Tú y yo... por siempre juntos

La forma más simple del amor

Las tardes con Lizzy tienen una magia que no puedo explicar. No importa si he tenido un mal día, si estoy estresada por un artículo o si no pude dormir la noche anterior; basta con verla correr por el pasillo con sus trenzas despeinadas y sus calcetines sin par para que todo se me acomode por dentro.

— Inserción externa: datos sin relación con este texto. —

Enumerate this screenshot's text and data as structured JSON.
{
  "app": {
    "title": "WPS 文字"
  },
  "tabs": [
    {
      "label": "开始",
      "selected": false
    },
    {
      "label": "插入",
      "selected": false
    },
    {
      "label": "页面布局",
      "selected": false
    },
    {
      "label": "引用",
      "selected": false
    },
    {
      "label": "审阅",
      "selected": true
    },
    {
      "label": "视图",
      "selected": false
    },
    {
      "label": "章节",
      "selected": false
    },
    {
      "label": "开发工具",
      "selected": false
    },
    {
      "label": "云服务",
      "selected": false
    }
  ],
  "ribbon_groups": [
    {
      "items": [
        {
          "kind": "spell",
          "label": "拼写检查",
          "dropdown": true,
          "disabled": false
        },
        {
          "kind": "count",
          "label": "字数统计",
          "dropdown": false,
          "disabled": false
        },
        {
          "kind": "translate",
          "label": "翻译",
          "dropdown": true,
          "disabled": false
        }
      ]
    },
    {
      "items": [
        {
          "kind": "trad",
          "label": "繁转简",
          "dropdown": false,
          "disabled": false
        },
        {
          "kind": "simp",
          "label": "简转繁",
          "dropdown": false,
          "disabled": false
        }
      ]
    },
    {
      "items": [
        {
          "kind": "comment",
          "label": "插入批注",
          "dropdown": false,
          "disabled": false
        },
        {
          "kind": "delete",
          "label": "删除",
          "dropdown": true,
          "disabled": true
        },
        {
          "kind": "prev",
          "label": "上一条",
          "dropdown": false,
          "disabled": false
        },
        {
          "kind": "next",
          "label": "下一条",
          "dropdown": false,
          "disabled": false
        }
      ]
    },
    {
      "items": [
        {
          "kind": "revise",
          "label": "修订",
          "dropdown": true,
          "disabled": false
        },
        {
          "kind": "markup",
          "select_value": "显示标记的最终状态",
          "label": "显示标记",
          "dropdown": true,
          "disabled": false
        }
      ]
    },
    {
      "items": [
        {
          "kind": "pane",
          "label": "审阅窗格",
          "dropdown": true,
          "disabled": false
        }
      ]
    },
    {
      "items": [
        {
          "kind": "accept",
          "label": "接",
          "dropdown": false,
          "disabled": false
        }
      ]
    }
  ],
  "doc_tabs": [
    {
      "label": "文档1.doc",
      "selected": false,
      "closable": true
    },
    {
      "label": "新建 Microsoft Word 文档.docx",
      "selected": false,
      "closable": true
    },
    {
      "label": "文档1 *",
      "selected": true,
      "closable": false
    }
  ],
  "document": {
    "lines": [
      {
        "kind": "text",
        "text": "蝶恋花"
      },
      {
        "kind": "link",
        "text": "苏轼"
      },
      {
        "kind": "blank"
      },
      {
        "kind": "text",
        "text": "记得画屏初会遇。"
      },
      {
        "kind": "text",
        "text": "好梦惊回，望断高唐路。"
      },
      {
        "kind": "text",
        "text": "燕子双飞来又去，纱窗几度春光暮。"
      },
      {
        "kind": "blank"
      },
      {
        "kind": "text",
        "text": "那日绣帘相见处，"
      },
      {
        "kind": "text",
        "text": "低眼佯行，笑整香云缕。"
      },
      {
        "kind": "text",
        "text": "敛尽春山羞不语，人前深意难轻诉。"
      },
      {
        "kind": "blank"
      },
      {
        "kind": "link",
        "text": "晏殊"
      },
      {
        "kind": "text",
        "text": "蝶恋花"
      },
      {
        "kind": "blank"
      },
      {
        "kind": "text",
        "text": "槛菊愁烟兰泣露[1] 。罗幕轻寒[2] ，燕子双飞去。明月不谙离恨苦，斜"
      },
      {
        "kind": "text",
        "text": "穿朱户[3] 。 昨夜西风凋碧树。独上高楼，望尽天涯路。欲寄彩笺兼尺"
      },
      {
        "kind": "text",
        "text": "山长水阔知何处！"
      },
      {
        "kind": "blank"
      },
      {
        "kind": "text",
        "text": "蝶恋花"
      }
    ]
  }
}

Aquella tarde, llovía con suavidad. Las gotas golpeaban el ventanal del comedor como si estuvieran tocando una canción para nosotras. Habíamos decidido hacer galletas. No porque fuera una ocasión especial, sino porque a Lizzy le encantaba ensuciarse las manos con harina… y yo necesitaba ese tipo de caos amable.

—¡Mami, mira! Esta galleta parece un dinosaurio —dijo, sosteniendo una masa amorfa que definitivamente parecía cualquier cosa menos un animal.

—Sí, claro, es… ¿un T-Rex dormido? —le respondí, haciendo que soltara una carcajada que llenó la cocina.

Nos reíamos sin necesidad de motivos lógicos. La felicidad a su lado siempre ha sido así: espontánea, sencilla, sin condiciones.

Después de hornearlas, nos sentamos en la alfombra del salón a comer galletas tibias con chocolate caliente. Ella se apoyó en mí como si mi brazo fuera su mejor almohada.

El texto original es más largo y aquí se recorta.